Original Air Date: December 13, 1963
Writer: Lou Holtz/Rod Serling
Director: Bernard Girard
“Picture of an aging man who leads his life, as Thoreau said, ‘in quiet desperation.’ Because Harmon Gordon is enslaved by a love affair with a wife forty years his junior. Because of this, he runs when he should walk. He surrenders when simple pride dictates a stand. He pines away for the lost morning of his life when he should be enjoying the evening. In short, Mr. Harmon Gordon seeks a fountain of youth, and who’s to say he won’t find it? This happens to be the Twilight Zone.”
Harmon Gordon (Patrick O’Neal) is married to a much younger and abusive woman named Flora Gordon (Ruta Lee). Harmon can barely keep up with his demanding wife who is clearly growing bored with her elderly husband. One day, Harmon asks his scientist brother Raymond (Walter Brooke) to inject him with an experimental youth serum to help him stay young for his wife. Raymond refuses noting it is merely experimental and we do not yet know the full effects on the body. However, after witnessing his brother contemplating suicide from his upper balcony, Raymond reluctantly agrees to administer the serum.
When Harmon awakens he finds himself a much younger man to his own delight. However, his regressing age does not stop there. Soon he morphs into a child, then a toddler, and Flora tries to desperately leave but Raymond demands that she stay because she made a commitment to stand beside Harmon in sickness and in health. He also threatens legal trouble for her. Thus in a shade of poetic justice Flora must now care for a child and as he grows up their positions will gradually be reversed –Harmon will be young and attractive while Flora will become aged and tired.
“It happens to be a fact: as one gets older, one does get wiser. If you don’t believe it, ask Flora. Ask her any day of the ensuing weeks of her life, as she takes notes during the coming years and realizes that the worm has turned: youth has taken over. It’s simply the way the calendar crumbles…in the Twilight Zone.”
Occasionally The Twilight Zone hits the nail on the head with its stories of supernatural retribution, however “A Short Drink From A Certain Fountain” is not among my favorites in the series. That being said, I have yet to see a truly bad episode of The Twilight Zone and there are still some interesting themes explored here –the wayward dangers of love between two people who are wildly divergent in age, a glimpse at retribution for people who choose money over love, and also we see the problems inherent in unrelenting faith in modern science as Harmon Gordon hopes to obstruct the normal and healthy process of aging and it backfires, exponentially increasing his troubles.
The Twilight Zone Trivia:
- This was the only script contributed to The Twilight Zone by vaudevillian actor Lou Holtz.

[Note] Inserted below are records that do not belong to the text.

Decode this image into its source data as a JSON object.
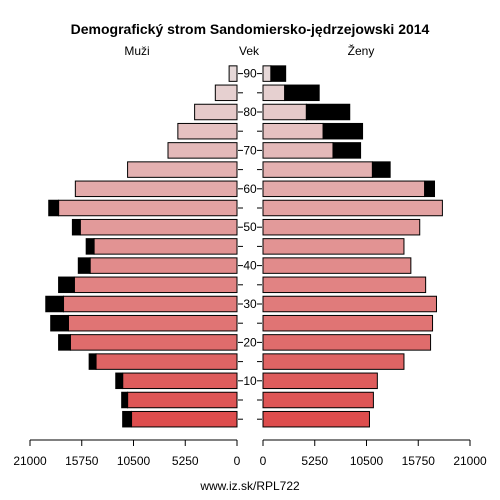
{
  "chart_data": {
    "type": "population-pyramid",
    "title": "Demografický strom Sandomiersko-jędrzejowski 2014",
    "left_label": "Muži",
    "center_label": "Vek",
    "right_label": "Ženy",
    "source": "www.iz.sk/RPL722",
    "x_ticks": [
      "21000",
      "15750",
      "10500",
      "5250",
      "0",
      "5250",
      "10500",
      "15750",
      "21000"
    ],
    "age_ticks": [
      "10",
      "20",
      "30",
      "40",
      "50",
      "60",
      "70",
      "80",
      "90"
    ],
    "xlim": [
      0,
      21000
    ],
    "age_groups": [
      "0-4",
      "5-9",
      "10-14",
      "15-19",
      "20-24",
      "25-29",
      "30-34",
      "35-39",
      "40-44",
      "45-49",
      "50-54",
      "55-59",
      "60-64",
      "65-69",
      "70-74",
      "75-79",
      "80-84",
      "85-89",
      "90+"
    ],
    "male_base": [
      10700,
      11100,
      11600,
      14300,
      16900,
      17100,
      17600,
      16500,
      14900,
      14500,
      15900,
      18100,
      16400,
      11100,
      7000,
      6000,
      4300,
      2200,
      800
    ],
    "male_excess": [
      900,
      600,
      700,
      700,
      1200,
      1800,
      1800,
      1600,
      1200,
      800,
      800,
      1000,
      0,
      0,
      0,
      0,
      0,
      0,
      0
    ],
    "female_base": [
      10800,
      11200,
      11600,
      14300,
      17000,
      17200,
      17600,
      16500,
      15000,
      14300,
      15900,
      18200,
      16400,
      11100,
      7100,
      6100,
      4400,
      2200,
      800
    ],
    "female_excess": [
      0,
      0,
      0,
      0,
      0,
      0,
      0,
      0,
      0,
      0,
      0,
      0,
      1000,
      1800,
      2800,
      4000,
      4400,
      3500,
      1500
    ],
    "colors": {
      "young": "#dd4d4d",
      "old": "#e6d8d8",
      "excess": "#000000",
      "stroke": "#000000"
    }
  }
}
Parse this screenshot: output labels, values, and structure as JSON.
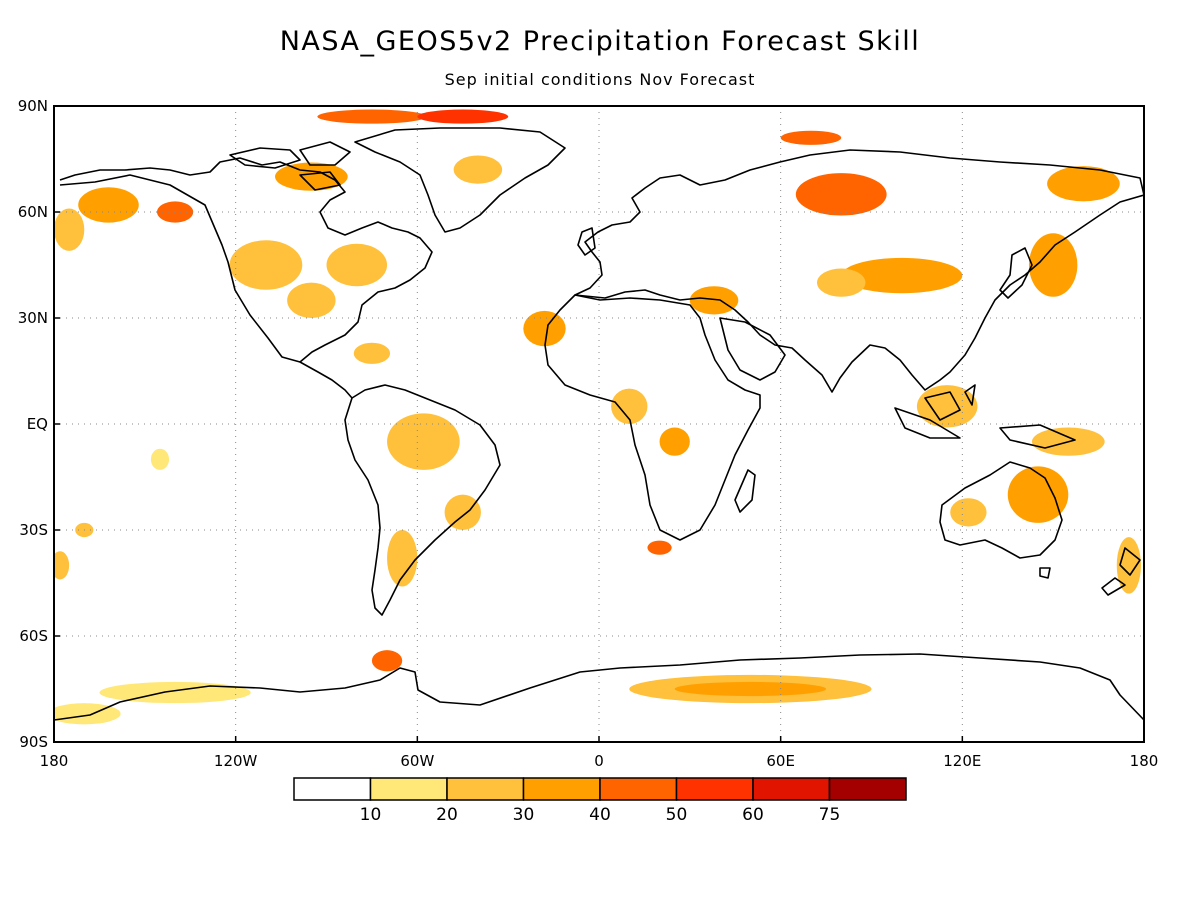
{
  "title": "NASA_GEOS5v2 Precipitation Forecast Skill",
  "subtitle": "Sep initial conditions   Nov Forecast",
  "lat_ticks": [
    {
      "label": "90N",
      "lat": 90
    },
    {
      "label": "60N",
      "lat": 60
    },
    {
      "label": "30N",
      "lat": 30
    },
    {
      "label": "EQ",
      "lat": 0
    },
    {
      "label": "30S",
      "lat": -30
    },
    {
      "label": "60S",
      "lat": -60
    },
    {
      "label": "90S",
      "lat": -90
    }
  ],
  "lon_ticks": [
    {
      "label": "180",
      "lon": -180
    },
    {
      "label": "120W",
      "lon": -120
    },
    {
      "label": "60W",
      "lon": -60
    },
    {
      "label": "0",
      "lon": 0
    },
    {
      "label": "60E",
      "lon": 60
    },
    {
      "label": "120E",
      "lon": 120
    },
    {
      "label": "180",
      "lon": 180
    }
  ],
  "colorbar": {
    "labels": [
      "10",
      "20",
      "30",
      "40",
      "50",
      "60",
      "75"
    ],
    "colors": [
      "#ffffff",
      "#ffe878",
      "#ffc03c",
      "#ffa000",
      "#ff6400",
      "#ff3200",
      "#e11400",
      "#a50000"
    ]
  },
  "skill_regions": [
    {
      "lon": -162,
      "lat": 62,
      "rx": 10,
      "ry": 5,
      "level": 3
    },
    {
      "lon": -175,
      "lat": 55,
      "rx": 5,
      "ry": 6,
      "level": 2
    },
    {
      "lon": -140,
      "lat": 60,
      "rx": 6,
      "ry": 3,
      "level": 4
    },
    {
      "lon": -110,
      "lat": 45,
      "rx": 12,
      "ry": 7,
      "level": 2
    },
    {
      "lon": -95,
      "lat": 35,
      "rx": 8,
      "ry": 5,
      "level": 2
    },
    {
      "lon": -80,
      "lat": 45,
      "rx": 10,
      "ry": 6,
      "level": 2
    },
    {
      "lon": -95,
      "lat": 70,
      "rx": 12,
      "ry": 4,
      "level": 3
    },
    {
      "lon": -75,
      "lat": 87,
      "rx": 18,
      "ry": 2,
      "level": 4
    },
    {
      "lon": -45,
      "lat": 87,
      "rx": 15,
      "ry": 2,
      "level": 5
    },
    {
      "lon": -40,
      "lat": 72,
      "rx": 8,
      "ry": 4,
      "level": 2
    },
    {
      "lon": -75,
      "lat": 20,
      "rx": 6,
      "ry": 3,
      "level": 2
    },
    {
      "lon": -58,
      "lat": -5,
      "rx": 12,
      "ry": 8,
      "level": 2
    },
    {
      "lon": -45,
      "lat": -25,
      "rx": 6,
      "ry": 5,
      "level": 2
    },
    {
      "lon": -65,
      "lat": -38,
      "rx": 5,
      "ry": 8,
      "level": 2
    },
    {
      "lon": -18,
      "lat": 27,
      "rx": 7,
      "ry": 5,
      "level": 3
    },
    {
      "lon": 10,
      "lat": 5,
      "rx": 6,
      "ry": 5,
      "level": 2
    },
    {
      "lon": 25,
      "lat": -5,
      "rx": 5,
      "ry": 4,
      "level": 3
    },
    {
      "lon": 20,
      "lat": -35,
      "rx": 4,
      "ry": 2,
      "level": 4
    },
    {
      "lon": 38,
      "lat": 35,
      "rx": 8,
      "ry": 4,
      "level": 3
    },
    {
      "lon": 80,
      "lat": 65,
      "rx": 15,
      "ry": 6,
      "level": 4
    },
    {
      "lon": 70,
      "lat": 81,
      "rx": 10,
      "ry": 2,
      "level": 4
    },
    {
      "lon": 100,
      "lat": 42,
      "rx": 20,
      "ry": 5,
      "level": 3
    },
    {
      "lon": 80,
      "lat": 40,
      "rx": 8,
      "ry": 4,
      "level": 2
    },
    {
      "lon": 150,
      "lat": 45,
      "rx": 8,
      "ry": 9,
      "level": 3
    },
    {
      "lon": 160,
      "lat": 68,
      "rx": 12,
      "ry": 5,
      "level": 3
    },
    {
      "lon": 145,
      "lat": -20,
      "rx": 10,
      "ry": 8,
      "level": 3
    },
    {
      "lon": 122,
      "lat": -25,
      "rx": 6,
      "ry": 4,
      "level": 2
    },
    {
      "lon": 115,
      "lat": 5,
      "rx": 10,
      "ry": 6,
      "level": 2
    },
    {
      "lon": 155,
      "lat": -5,
      "rx": 12,
      "ry": 4,
      "level": 2
    },
    {
      "lon": -145,
      "lat": -10,
      "rx": 3,
      "ry": 3,
      "level": 1
    },
    {
      "lon": -170,
      "lat": -30,
      "rx": 3,
      "ry": 2,
      "level": 2
    },
    {
      "lon": -178,
      "lat": -40,
      "rx": 3,
      "ry": 4,
      "level": 2
    },
    {
      "lon": 175,
      "lat": -40,
      "rx": 4,
      "ry": 8,
      "level": 2
    },
    {
      "lon": 50,
      "lat": -75,
      "rx": 40,
      "ry": 4,
      "level": 2
    },
    {
      "lon": 50,
      "lat": -75,
      "rx": 25,
      "ry": 2,
      "level": 3
    },
    {
      "lon": -140,
      "lat": -76,
      "rx": 25,
      "ry": 3,
      "level": 1
    },
    {
      "lon": -70,
      "lat": -67,
      "rx": 5,
      "ry": 3,
      "level": 4
    },
    {
      "lon": -170,
      "lat": -82,
      "rx": 12,
      "ry": 3,
      "level": 1
    }
  ]
}
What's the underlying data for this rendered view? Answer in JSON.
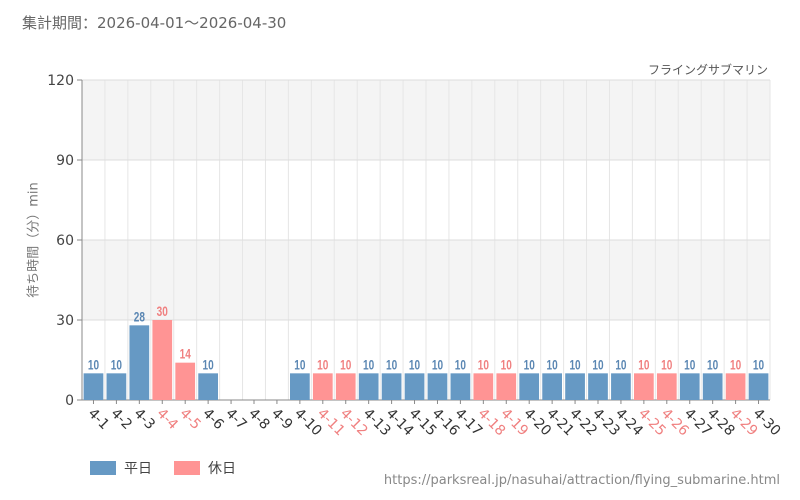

The story was adapted into a teleplay by Rod Serling.
- The certain fountain referenced in the title for this episode is the mythical fountain of youth.
- This was only episode in the series featuring Patrick O’Neal and Ruta Lee.
- Patrick O’Neal was a mere eight years older than Ruta Lee at this time this episode was filmed even though his character was intended to be 40 years older than his wife. In later years, O’Neal commented on the extraordinary make-up effects used to make him appear much older –and they were actually very close to what an aged Patrick O’Neal looked like.
- There was a deleted scene filmed with a 12 year old version of Harmon Gordon.
- A lawsuit filed against this episode prevented it from being aired in syndication until 1984 along with other episodes like “Miniature” from Season 4. Other episodes suffering from this type of copyright infringement included “Sounds and Silences” and “The Encounter.” When the legal issues were finally resolved in 1984 Patrick O’Neal hosted the television special when it was aired. I was unable to locate the details of this lawsuit and Marc Scott Zicree, author of The Twilight Zone Companion, also says the details remain hazy.
- The character of Raymond Gordon was initially intended to be a physician but CBS demanded his profession be changed to research scientist because of concerns over an ordinary physician experimenting on fellow humans. Rod Serling Serling complied with their demand.
- Brief sections of the score for “Walking Distance” are used in this episode.
- The apartment set in this episode was also used in “The Self-Improvement of Salvador Russ.”
Click here to return to my survey of The Twilight Zone series.
I remember that Twilight Zone special hosted by Patrick O’Neal, where I first saw this episode. The consequences of tampering with the nature of aging has been one of the most common and crucial themes for our sci-fi literature. No one should ever have to be afraid of getting older and there are so many health issues for the elderly that should indeed be resolved by scientific advancement. If science ever does in real life find or create a fountain of youth, then maybe it would come down to individual choices, even with obvious reservations from society. With Flora’s abusive involvement in why Harmon wanted to be young again, it proves that even if reversing your own aging process can be the right thing, it should even more importantly be for the right reasons. Thank you for the very interesting Twilight Zone trivia on this one.